Direct from the Parisian overground French pop connoisseurs La Femme released their latest album Mystère on the world in September 2016. Hailing from Le Pré Saint Gervais and Ivry-sur-Seine’s winding rues, La Femme have made a huge mark on modern Paris’s cultural landscape, with the two sides of the city – the glamour and the grit – engrained in their music.
Ever since, the release of their debut album Psycho Tropical Berlin, that topped the French digital charts and the band appeared on national television as the Best New Band of the year at the French Music Awards, their rise has only gained momentum with fans including directors Jacques Audiard and Romain Gavras to legends Jean Michel Jarre and Hedi Slimane.
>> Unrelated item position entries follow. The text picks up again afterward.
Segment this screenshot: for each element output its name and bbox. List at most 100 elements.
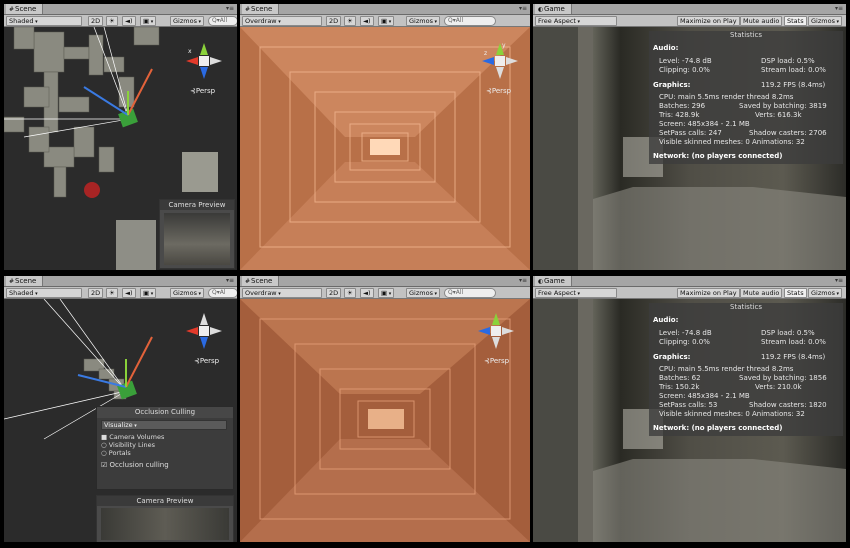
image-icon[interactable]: ▣	[378, 288, 395, 298]
game-toolbar: Free Aspect Maximize on Play Mute audio …	[533, 15, 846, 27]
occlusion-culling-toggle[interactable]: ☑ Occlusion culling	[101, 461, 169, 469]
shading-mode-dropdown[interactable]: Shaded	[6, 16, 82, 26]
gizmos-dropdown[interactable]: Gizmos	[808, 16, 843, 26]
audio-header: Audio:	[653, 44, 679, 52]
window-menu-icon[interactable]: ▾≡	[835, 5, 843, 13]
gizmos-dropdown[interactable]: Gizmos	[808, 288, 843, 298]
sun-icon[interactable]: ☀	[106, 16, 118, 26]
fps: 119.2 FPS (8.4ms)	[761, 81, 826, 89]
tab-game[interactable]: ◐Game	[535, 4, 572, 14]
orientation-gizmo[interactable]: x	[184, 41, 224, 81]
skinned-meshes: Visible skinned meshes: 0 Animations: 32	[659, 410, 805, 418]
statistics-title: Statistics	[730, 303, 762, 311]
window-menu-icon[interactable]: ▾≡	[226, 5, 234, 13]
visibility-lines-checkbox[interactable]: ○ Visibility Lines	[101, 441, 155, 449]
tab-game[interactable]: ◐Game	[535, 276, 572, 286]
toggle-2d-button[interactable]: 2D	[88, 16, 104, 26]
mute-audio-toggle[interactable]: Mute audio	[740, 288, 783, 298]
shading-mode-dropdown[interactable]: Overdraw	[242, 16, 322, 26]
window-menu-icon[interactable]: ▾≡	[519, 5, 527, 13]
window-menu-icon[interactable]: ▾≡	[835, 277, 843, 285]
image-icon[interactable]: ▣	[140, 288, 157, 298]
stream-load: Stream load: 0.0%	[761, 338, 826, 346]
shading-mode-dropdown[interactable]: Shaded	[6, 288, 82, 298]
camera-preview: Camera Preview	[96, 495, 234, 542]
image-icon[interactable]: ▣	[140, 16, 157, 26]
camera-volumes-checkbox[interactable]: ■ Camera Volumes	[101, 433, 164, 441]
image-icon[interactable]: ▣	[378, 16, 395, 26]
toggle-2d-button[interactable]: 2D	[326, 288, 342, 298]
sun-icon[interactable]: ☀	[344, 16, 356, 26]
sun-icon[interactable]: ☀	[344, 288, 356, 298]
game-view-panel: ◐Game ▾≡ Free Aspect Maximize on Play Mu…	[533, 4, 846, 270]
stats-toggle[interactable]: Stats	[784, 16, 807, 26]
orientation-gizmo[interactable]: z y	[480, 41, 520, 81]
tab-scene[interactable]: #Scene	[242, 276, 280, 286]
audio-level: Level: -74.8 dB	[659, 329, 712, 337]
game-viewport[interactable]: Statistics Audio: Level: -74.8 dB DSP lo…	[533, 27, 846, 270]
speaker-icon[interactable]: ◄)	[360, 288, 374, 298]
search-input[interactable]: Q▾All	[444, 288, 496, 298]
network-status: Network: (no players connected)	[653, 424, 783, 432]
window-menu-icon[interactable]: ▾≡	[519, 277, 527, 285]
gizmos-dropdown[interactable]: Gizmos	[170, 16, 205, 26]
occlusion-title: Occlusion Culling	[97, 407, 233, 418]
tab-scene[interactable]: #Scene	[242, 4, 280, 14]
tab-label: Game	[544, 5, 565, 13]
gizmos-dropdown[interactable]: Gizmos	[406, 288, 441, 298]
maximize-on-play-toggle[interactable]: Maximize on Play	[677, 16, 740, 26]
sun-icon[interactable]: ☀	[106, 288, 118, 298]
search-input[interactable]: Q▾All	[208, 16, 237, 26]
aspect-dropdown[interactable]: Free Aspect	[535, 16, 617, 26]
portals-checkbox[interactable]: ○ Portals	[101, 449, 131, 457]
saved-by-batching: Saved by batching: 1856	[739, 374, 827, 382]
projection-label[interactable]: ⊰Persp	[194, 357, 219, 365]
saved-by-batching: Saved by batching: 3819	[739, 102, 827, 110]
tab-scene[interactable]: #Scene	[6, 4, 44, 14]
projection-label[interactable]: ⊰Persp	[190, 87, 215, 95]
projection-label[interactable]: ⊰Persp	[486, 87, 511, 95]
graphics-header: Graphics:	[653, 81, 691, 89]
maximize-on-play-toggle[interactable]: Maximize on Play	[677, 288, 740, 298]
game-view-panel: ◐Game ▾≡ Free Aspect Maximize on Play Mu…	[533, 276, 846, 542]
setpass-calls: SetPass calls: 247	[659, 129, 722, 137]
visualize-dropdown[interactable]: Visualize	[101, 420, 227, 430]
game-viewport[interactable]: Statistics Audio: Level: -74.8 dB DSP lo…	[533, 299, 846, 542]
tab-label: Scene	[251, 277, 273, 285]
dsp-load: DSP load: 0.5%	[761, 57, 815, 65]
screen-size: Screen: 485x384 - 2.1 MB	[659, 392, 750, 400]
window-menu-icon[interactable]: ▾≡	[226, 277, 234, 285]
gizmos-dropdown[interactable]: Gizmos	[170, 288, 205, 298]
camera-preview-image	[164, 213, 230, 265]
scene-viewport[interactable]: ⊰Persp Occlusion Culling Visualize ■ Cam…	[4, 299, 237, 542]
scene-toolbar: Shaded 2D ☀ ◄) ▣ Gizmos Q▾Al	[4, 287, 237, 299]
shading-mode-dropdown[interactable]: Overdraw	[242, 288, 322, 298]
gizmos-dropdown[interactable]: Gizmos	[406, 16, 441, 26]
scene-viewport[interactable]: z y ⊰Persp	[240, 27, 530, 270]
tab-bar: ◐Game ▾≡	[533, 4, 846, 15]
speaker-icon[interactable]: ◄)	[122, 288, 136, 298]
search-input[interactable]: Q▾All	[444, 16, 496, 26]
tab-bar: #Scene ▾≡	[4, 276, 237, 287]
speaker-icon[interactable]: ◄)	[360, 16, 374, 26]
occlusion-culling-panel: Occlusion Culling Visualize ■ Camera Vol…	[96, 406, 234, 490]
batches: Batches: 296	[659, 102, 706, 110]
scene-toolbar: Overdraw 2D ☀ ◄) ▣ Gizmos Q▾All	[240, 287, 530, 299]
mute-audio-toggle[interactable]: Mute audio	[740, 16, 783, 26]
aspect-dropdown[interactable]: Free Aspect	[535, 288, 617, 298]
speaker-icon[interactable]: ◄)	[122, 16, 136, 26]
tab-scene[interactable]: #Scene	[6, 276, 44, 286]
stats-toggle[interactable]: Stats	[784, 288, 807, 298]
orientation-gizmo[interactable]	[476, 311, 516, 351]
game-toolbar: Free Aspect Maximize on Play Mute audio …	[533, 287, 846, 299]
toggle-2d-button[interactable]: 2D	[326, 16, 342, 26]
x-axis-label: x	[188, 48, 192, 55]
orientation-gizmo[interactable]	[184, 311, 224, 351]
search-input[interactable]: Q▾Al	[208, 288, 237, 298]
scene-viewport[interactable]: x ⊰Persp Camera Preview	[4, 27, 237, 270]
scene-viewport[interactable]: ⊰Persp	[240, 299, 530, 542]
projection-label[interactable]: ⊰Persp	[484, 357, 509, 365]
tab-label: Scene	[15, 5, 37, 13]
scene-view-panel: #Scene ▾≡ Shaded 2D ☀ ◄) ▣ Gizmos Q▾Al	[4, 276, 237, 542]
toggle-2d-button[interactable]: 2D	[88, 288, 104, 298]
More importantly, the album hit a note with the country’s young population – the group will headline a 6000-capacity arena hometown show this coming January.
Returning with a more psychedelic sound and a range of guest vocalists that slice through the starkest of electro beats, Mystère sees La Femme celebrating all that’s wonderful about their city. From the chattering tête-à-tête heard on ‘Conversations Nocturnes’ that leads into the throbbing disco beat of ‘SSD’ – a direct reference to the pulsing nightlife hotspot and multi-cultural district Strasbourg Saint Denis where the band continue to work and play equally hard – “are you ready to go out, under the threat of the town,” the lyrics translate. “You don’t want to give in and sometimes you need a bit of time to allow for your brain to take in the information and feel better about what’s happening,” they say.
Mystère’s true intrigue however, lies in La Femme’s enigmatic questioning of falling in and out of love. Like a compendium of short stories describing the loves and losses of every boy and girl, each song breaks down language barriers through inventive and astute knack for melody. The elation of a passionate encounter is captured on ‘Tatiana’s ricocheting electronics whilst melancholic acoustic guitar echoes the emptiness felt in ‘Le Vide Est Ton Nouveau Prenom’, the sorrow of a war-torn couple in ‘Psyzook’ and 13-minute wonder ‘Vagues’ is dripping in atmosphere recalling the band’s sun-kissed memories of their early days surfing in Biarritz. “Ou Va Le Monde is not about the matrix system… it’s about life and love. Because now is the end of the past and the beginning of the future,” explains guitarist Sacha Got.
Whether delicate or drenched in dirty disco, the impact of Clémence, Marlon and Sacha’s gothic mantras mixed with the guest vocal talent of Clara Luciani, Jane Peynot, Naomi Greene, Mathilde Marlière, Angela Hureau, Battista Acquaviva and Sarah Ben Abdallah is perhaps where La Femme’s true meaning can be found. “Nothing is frozen. La Femme is a solar system,” explains Sacha of his band’s all-inclusive philosophy. “We don’t like the idea of having a leader or a chief: everyone brings to the band what they can and want….. It also suggests that the woman is a mystery.”
Recorded between a castle in Brittany and a Paris basement before being finished up with Sonny Diperri (Animal Collective) in LA, Mystère once again sees backgrounds blurred and worlds collide. The band’s chic retro-futurist surf-pop sound possesses the same dose of glamorous punk stomp as before, but this time around its layered with an elegant fusion of influences from Ennio Morricone, Marie Et Les Garcons’ disco-rock touch and the lysergic romanticism of The Velvet Underground. Through increased use of strings and further exploration of sound, Mystère also incorporates the band’s new love of oriental sounds, Turkish disco, Tuareg blues, medieval psychedelia to mainstays Brian Eno and Pink Floyd.
“Slow down, take it easy, put Mystère on the record player and allow yourself to be taken far away…” they say. Liberté, égalité, fraternité. Everyone can be a part of La Femme’s world – and it has never felt more alive.